Elizabeth Perry speaks on the meaning of the Chinese Communist Revolution
Posted: September 8, 2009
Based on Professor Elizabeth Perry's current book-in-progress, her talk probed the meaning of the Chinese Communist revolution -- as it was once experienced and as it has been interpreted and reinterpreted over the ensuing years. Focusing on the remarkable efforts of Mao Zedong and his comrades to educate and mobilize the coal miners of Anyuan in the 1920s, Perry traced the ways in which this original "Anyuan revolutionary tradition" was obscured and distorted over the years to serve a variety of personal, political and pecuniary agendas. Colorfully illustrated with dozens of historical and contemporary visual images, the talk used the example of Anyuan to try to recover the possibility of alternative revolutionary paths, driven less by class struggle and cults of personality than by the quest for human dignity through grassroots organization.
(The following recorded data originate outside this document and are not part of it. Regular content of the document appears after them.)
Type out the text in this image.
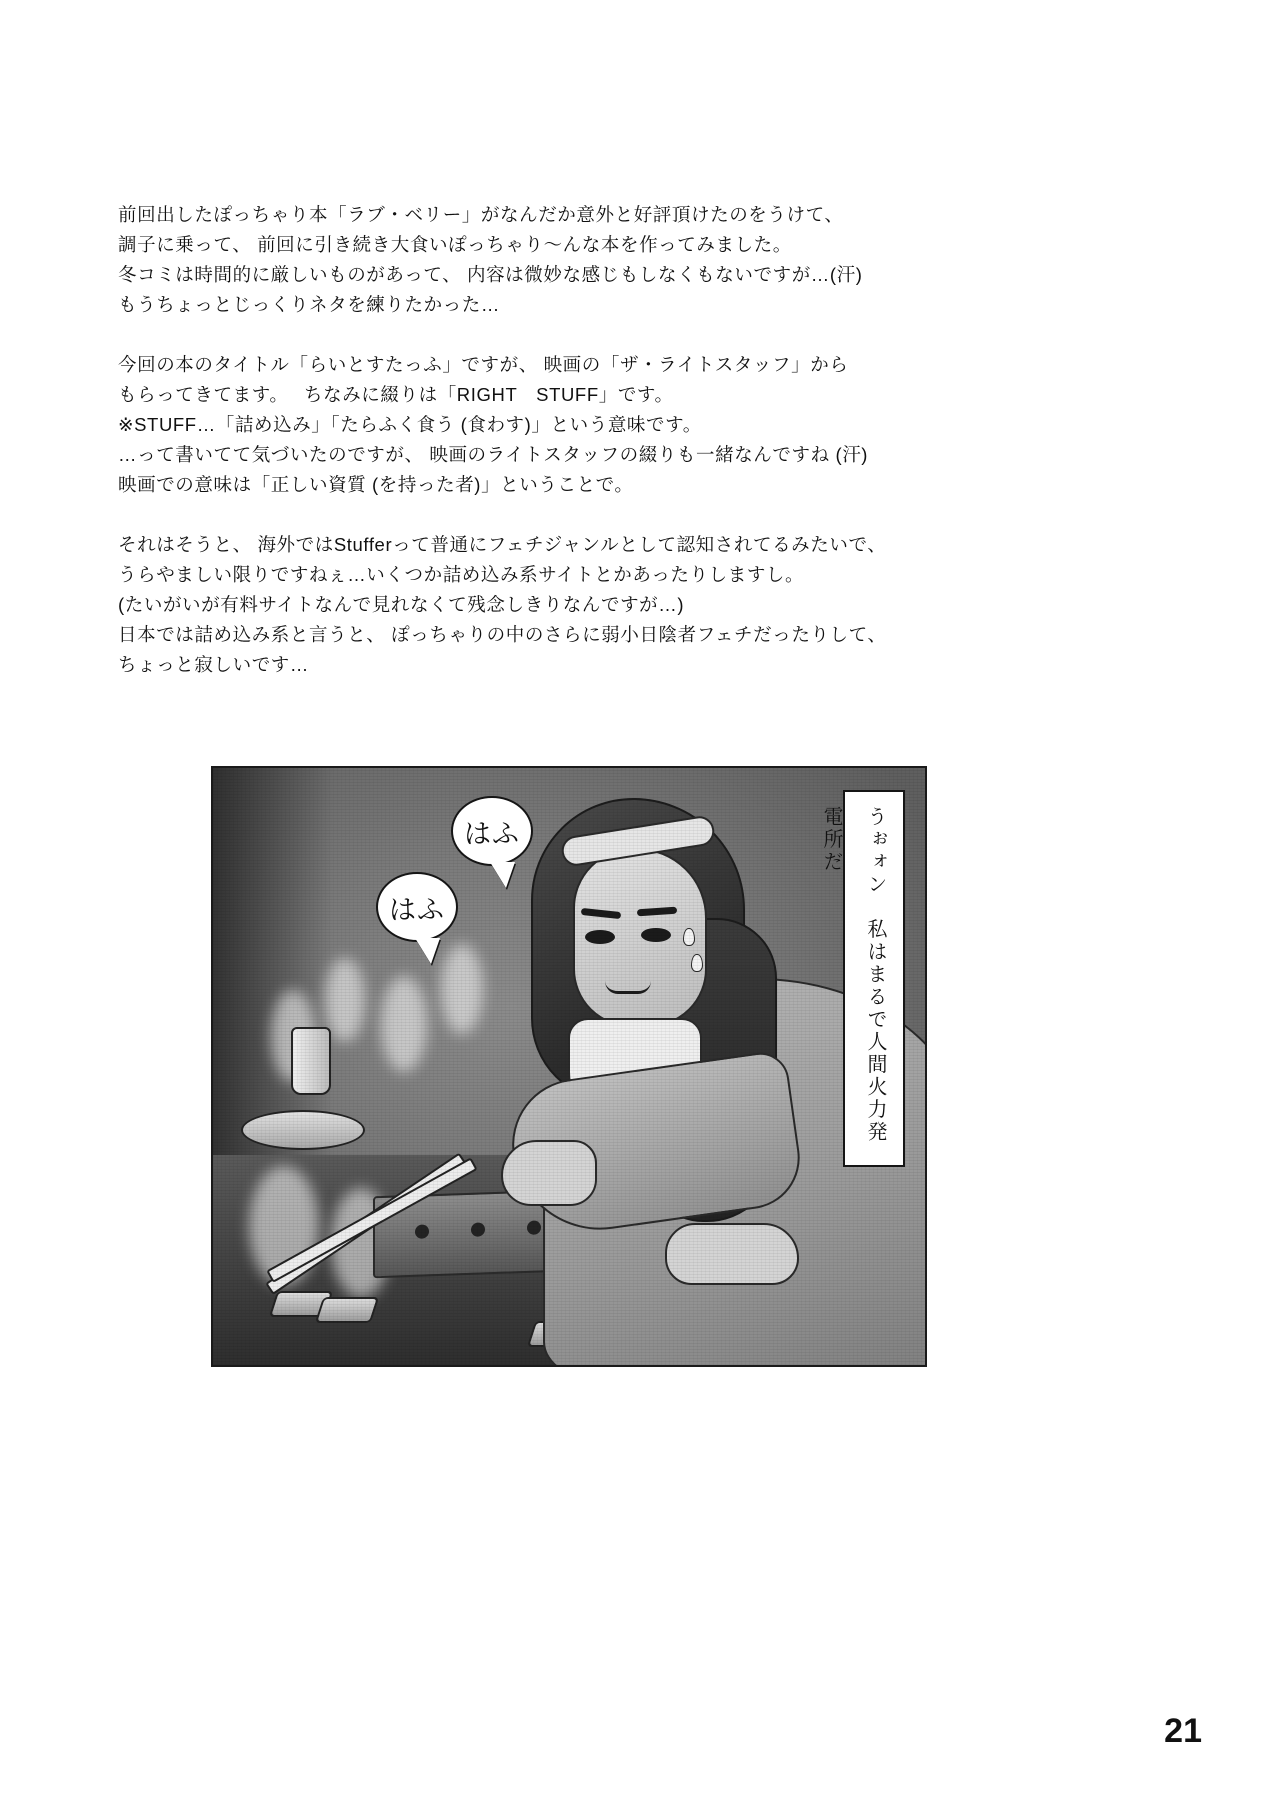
前回出したぽっちゃり本「ラブ・ベリー」がなんだか意外と好評頂けたのをうけて、
調子に乗って、 前回に引き続き大食いぽっちゃり〜んな本を作ってみました。
冬コミは時間的に厳しいものがあって、 内容は微妙な感じもしなくもないですが…(汗)
もうちょっとじっくりネタを練りたかった…
今回の本のタイトル「らいとすたっふ」ですが、 映画の「ザ・ライトスタッフ」から
もらってきてます。　 ちなみに綴りは「RIGHT　STUFF」です。
※STUFF…「詰め込み」「たらふく食う (食わす)」という意味です。
…って書いてて気づいたのですが、 映画のライトスタッフの綴りも一緒なんですね (汗)
映画での意味は「正しい資質 (を持った者)」ということで。
それはそうと、 海外ではStufferって普通にフェチジャンルとして認知されてるみたいで、
うらやましい限りですねぇ…いくつか詰め込み系サイトとかあったりしますし。
(たいがいが有料サイトなんで見れなくて残念しきりなんですが…)
日本では詰め込み系と言うと、 ぽっちゃりの中のさらに弱小日陰者フェチだったりして、
ちょっと寂しいです…
はふ
はふ	うぉォン　私はまるで人間火力発電所だ
21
Elizabeth J. Perry is Henry Rosovsky Professor of Government at Harvard University and Director of the Harvard-Yenching Institute. Born in Shanghai and raised in Tokyo, she holds a PhD in political science from the University of Michigan and taught at the Universities of Arizona, Washington (Seattle) and California (Berkeley) before moving to Harvard in 1997. She served recently as President of the Association for Asian Studies. Professor Perry’s research focuses on grassroots politics and popular protest in modern and contemporary China. A fellow of the American Academy of Arts and Sciences and the recipient of a Guggenheim fellowship, she is the author or editor of more than 15 books. Two of her books, Rebels and Revolutionaries in North China, 1845-1945 (Stanford University Press, 1980); and Shanghai on Strike: the Politics of Chinese Labor (Stanford University Press, 1993) have been published in Chinese translation. The latter book won the John King Fairbank prize for the best book on East Asian history from the American Historical Association. Professor Perry is currently engaged in a study of the history and politics of the labor movement at the Anyuan coal mine (安源煤矿).